Esta canción se acerca a la propuesta que hacemos en directo. Tema muy largo, lleno de bromas. En este caso, es un tema clásico del surf, como Casbah, que le incluimos una introducción. Tocamos Casbah con instrumentos tradicionales griegos, de maneras que, si Casbah era un tema surf influenciado por la música griega, nosotros lo que hacemos es un tema griego influenciado por la música norteamericana. Es toda una parte de música rebética griega, para luego llevarla a la contundencia de un tema de surf potente, pero además se transforma en la Danza del sable. Pasando por momentos violentos de Jimmy Hendrix.
-El día 31 actuáis junto a Derby Motoreta, ¿qué veremos ese día en la Pèrgola?

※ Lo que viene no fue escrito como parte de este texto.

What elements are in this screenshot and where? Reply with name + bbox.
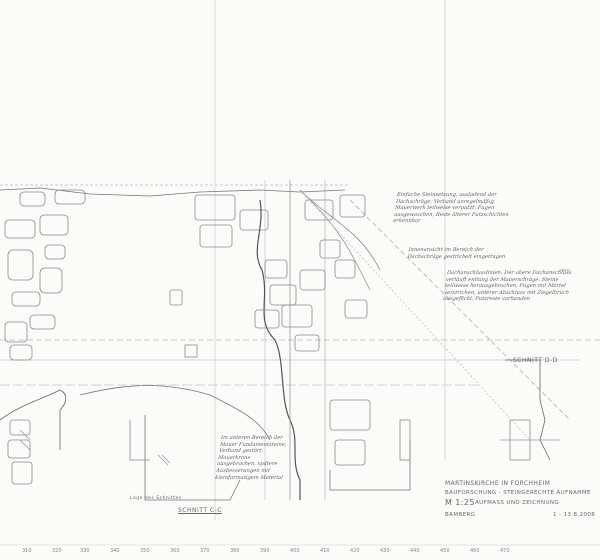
scale-tick: 350 [140, 548, 150, 554]
title-line-4: BAMBERG [445, 512, 476, 518]
annotation-top: Einfache Steinsetzung, ausladend der Dac… [392, 192, 510, 225]
title-date: 1 - 13.8.2008 [553, 512, 596, 518]
roof-slope-line [299, 189, 531, 441]
lower-left-wall [0, 385, 271, 501]
scale-tick: 450 [440, 548, 450, 554]
annotation-right: Dachanschlusslinien: Der obere Dachansch… [442, 270, 572, 303]
scale-tick: 430 [380, 548, 390, 554]
section-location-label: Lage des Schnittes [130, 496, 182, 501]
right-wall-edge [254, 180, 381, 500]
scale-tick: 420 [350, 548, 360, 554]
scale-tick: 440 [410, 548, 420, 554]
title-line-3b: AUFMASS UND ZEICHNUNG [475, 500, 560, 506]
section-dd-label: SCHNITT D-D [513, 357, 558, 364]
section-dd-profile [500, 269, 570, 461]
left-wall-stones [4, 189, 86, 361]
scale-tick: 340 [110, 548, 120, 554]
title-scale: M 1:25 [445, 498, 475, 507]
annotation-bottom: Im unteren Bereich der Mauer Fundamentst… [214, 435, 287, 481]
scale-tick: 320 [52, 548, 62, 554]
scale-tick: 370 [200, 548, 210, 554]
roof-slope-line [349, 199, 571, 421]
scale-tick: 380 [230, 548, 240, 554]
annotation-heading: Innenansicht im Bereich der Dachschräge … [407, 247, 506, 260]
scale-tick: 410 [320, 548, 330, 554]
wall-crown-line [0, 187, 346, 197]
scale-tick: 360 [170, 548, 180, 554]
title-line-2: BAUFORSCHUNG - STEINGERECHTE AUFNAHME [445, 490, 591, 496]
scale-tick: 460 [470, 548, 480, 554]
scale-tick: 330 [80, 548, 90, 554]
central-wall-stones [169, 194, 269, 358]
title-line-1: MARTINSKIRCHE IN FORCHHEIM [445, 480, 551, 487]
scale-tick: 310 [22, 548, 32, 554]
hatching [19, 429, 171, 466]
scale-tick: 390 [260, 548, 270, 554]
scale-tick: 400 [290, 548, 300, 554]
scale-tick: 470 [500, 548, 510, 554]
section-cc-label: SCHNITT C-C [178, 507, 222, 514]
lower-right-structure [329, 399, 411, 491]
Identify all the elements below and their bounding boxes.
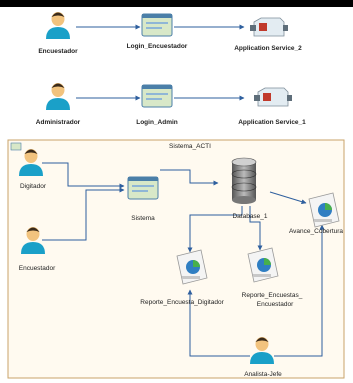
system-frame-icon [10,142,22,151]
avance-label: Avance_Cobertura [289,228,343,235]
reporte-digitador-icon [176,249,208,285]
system-boundary [7,139,345,379]
database-icon [231,157,257,204]
reporte-encuestador-label-2: Encuestador [257,301,294,308]
row1: Encuestador Login_Encuestador Applicatio… [38,12,302,55]
service-2-icon [249,17,289,37]
connector-analista-avance [274,224,325,357]
service-2-label: Application Service_2 [234,45,302,52]
login-admin-icon [141,84,173,108]
analista-label: Analista-Jefe [244,371,282,378]
top-bar [0,0,353,7]
administrador-label: Administrador [36,119,81,126]
system-frame: Sistema_ACTI [7,139,345,379]
sistema-screen-icon [127,176,159,200]
encuestador-label: Encuestador [19,265,56,272]
connector-database-avance [269,191,307,205]
row2: Administrador Login_Admin Application Se… [36,83,306,126]
sistema-label: Sistema [131,215,155,222]
system-title: Sistema_ACTI [169,143,211,150]
encuestador-top-icon [46,12,70,39]
database-label: Database_1 [232,213,267,220]
encuestador-top-label: Encuestador [38,48,78,55]
connector-database-reporte-encuestador [249,206,263,251]
login-encuestador-icon [141,13,173,37]
avance-report-icon [308,192,340,228]
reporte-encuestador-label-1: Reporte_Encuestas_ [242,292,303,299]
administrador-icon [46,83,70,110]
service-1-label: Application Service_1 [238,119,306,126]
connector-database-reporte-digitador [187,206,243,253]
connector-analista-reporte-digitador [187,289,250,357]
service-1-icon [253,87,293,107]
reporte-encuestador-icon [247,247,279,283]
system-connectors [42,162,325,357]
reporte-digitador-label: Reporte_Encuesta_Digitador [140,299,224,306]
connector-encuestador-sistema [42,187,125,241]
connector-digitador-sistema [42,162,125,189]
login-admin-label: Login_Admin [136,119,178,126]
login-encuestador-label: Login_Encuestador [127,43,188,50]
connector-sistema-database [160,169,219,186]
digitador-label: Digitador [20,183,47,190]
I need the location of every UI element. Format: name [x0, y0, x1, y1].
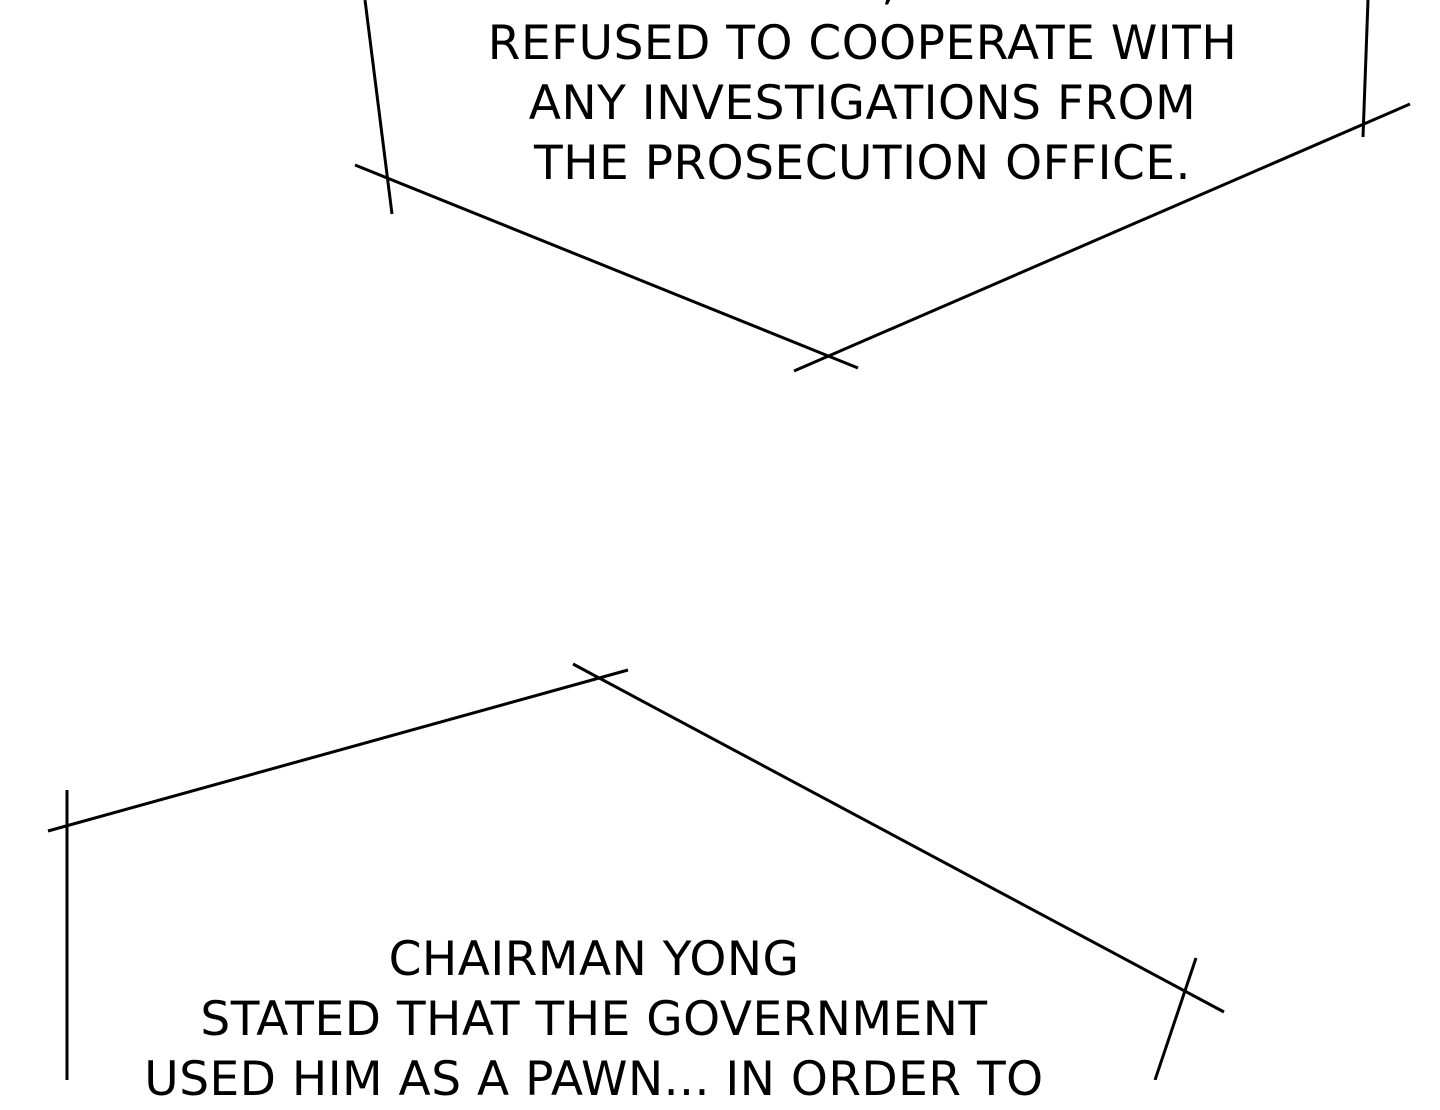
- caption-top-line-3: ANY INVESTIGATIONS FROM: [528, 76, 1197, 131]
- caption-top-line-4: THE PROSECUTION OFFICE.: [534, 136, 1191, 191]
- bottom-box-upper-right-edge: [572, 662, 1225, 1014]
- caption-bottom-line-1: CHAIRMAN YONG: [388, 932, 800, 987]
- caption-box-top: INVESTIGATION, AND HE HAS REFUSED TO COO…: [400, 0, 1325, 194]
- caption-top-line-1: INVESTIGATION, AND HE HAS: [400, 0, 1325, 14]
- top-box-lower-right-edge: [793, 102, 1411, 373]
- top-box-right-edge: [1361, 0, 1370, 138]
- caption-top-line-2: REFUSED TO COOPERATE WITH: [487, 16, 1238, 71]
- top-box-left-edge: [363, 0, 394, 215]
- bottom-box-upper-left-edge: [47, 668, 629, 833]
- caption-bottom-line-2: STATED THAT THE GOVERNMENT: [200, 992, 988, 1047]
- bottom-box-right-edge: [1153, 957, 1198, 1080]
- caption-box-frames: [47, 0, 1411, 1080]
- caption-bottom-line-3: USED HIM AS A PAWN... IN ORDER TO: [144, 1052, 1044, 1107]
- top-box-lower-left-edge: [354, 163, 859, 370]
- caption-box-bottom: CHAIRMAN YONG STATED THAT THE GOVERNMENT…: [70, 930, 1118, 1110]
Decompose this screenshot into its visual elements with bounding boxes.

-¡Todas las burradas que hacemos en directo! Veremos a tres tipos vestidos elegantemente con chaqueta de lentejuela roja, y con gorros orientales haciendo surf, exótica y punk a partes iguales, con mucho cachondeo. Vamos a ver al Dios Llobarro, vamos a ver música trepidante y mística. Un concierto que de principio a final no tiene pausas. Vamos a ver a aparecer instrumentos del rebético griego mezclado con el fuzz más estruendoso, más punk de garaje de los 60. Vamos a ver mucha fiesta. Y a ver a gente muy feliz de tocar con Derby Motoreta y estar tocando para el público valenciano. Intentaremos bajar a tocar con el público.